Douglas first went into veterinary practice as an assistant in
Ulverston in the Lake District, a James Herriot-like existence which
included forays into Barrow-in-Furness (where the Douglas legend grew that
he spayed every cat in town). It remains a curiosity of those days that
his period as a veterinary assistant counted as National Service.
After a further two years in Lanark, the pull of academia drew him back
to Glasgow where his winning of a Scottish Animal Health Trust scholarship
enabled him to study biochemistry, graduating with honours and going on to
undertake a doctorate.
Now a lecturer in veterinary medicine at the university, he moved for a
period to East Africa, helping to open a vet school in Nairobi - where one
of his tasks once included tranquillising a rhinoceros.
His lifetime drive to expand veterinary education saw him became an
external examiner to several universities in Africa and Asia, before he
was appointed to the chair of veterinary biochemistry at Glasgow in 1975.
The completely rounded professional, Douglas lived for his students,
his colleagues and his university, enjoying time away from academia with
hands-on work at Cochno, the university farm in the Kilpatrick Hills.
Douglas enjoyed close family life, a time constantly enhanced by
humour.
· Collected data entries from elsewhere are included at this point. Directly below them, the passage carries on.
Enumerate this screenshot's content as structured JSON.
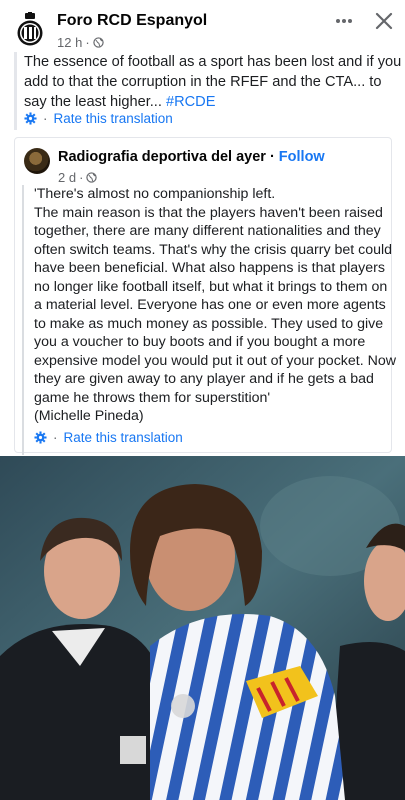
{
  "post": {
    "page_name": "Foro RCD Espanyol",
    "time": "12 h",
    "text": "The essence of football as a sport has been lost and if you add to that the corruption in the RFEF and the CTA... to say the least higher...",
    "hashtag": "#RCDE",
    "translate_label": "Rate this translation"
  },
  "shared": {
    "author": "Radiografia deportiva del ayer",
    "follow_label": "Follow",
    "time": "2 d",
    "quote": "'There's almost no companionship left.\nThe main reason is that the players haven't been raised together, there are many different nationalities and they often switch teams. That's why the crisis quarry bet could have been beneficial. What also happens is that players no longer like football itself, but what it brings to them on a material level. Everyone has one or even more agents to make as much money as possible. They used to give you a voucher to buy boots and if you bought a more expensive model you would put it out of your pocket. Now they are given away to any player and if he gets a bad game he throws them for superstition'\n(Michelle Pineda)",
    "translate_label": "Rate this translation"
  },
  "icons": {
    "more": "more-horizontal-icon",
    "close": "close-icon",
    "privacy": "globe-icon",
    "translate": "gear-icon"
  },
  "colors": {
    "link": "#1877f2",
    "muted": "#65676b",
    "text": "#1c1e21"
  }
}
Faced with a sore ear by son Alistair, father produced a
veterinary auroscope, last used to examine the lugs of the family hound.
The device was extracted from the filial ear with the paternal words: "I'm
away to clean it now. It's not going back in the dog's ear after it's been
in yours".
A noted golfer, he continued a single-figure handicap into his 60s.
Always keen on sport, he supported his younger son Andrew in golf, and
travelled the UK to watch his elder son Alastair, the noted international
track, field and cross-country runner.
A committed Christian, Douglas was a member of St Paul's Church,
Milngavie, for more than half a century.
He met Rachel McDonald, his wife of nearly 51 years, while both were
studying biochemistry at Glasgow University. He is survived by her, his
sons Alastair and Andrew, and three grandchildren.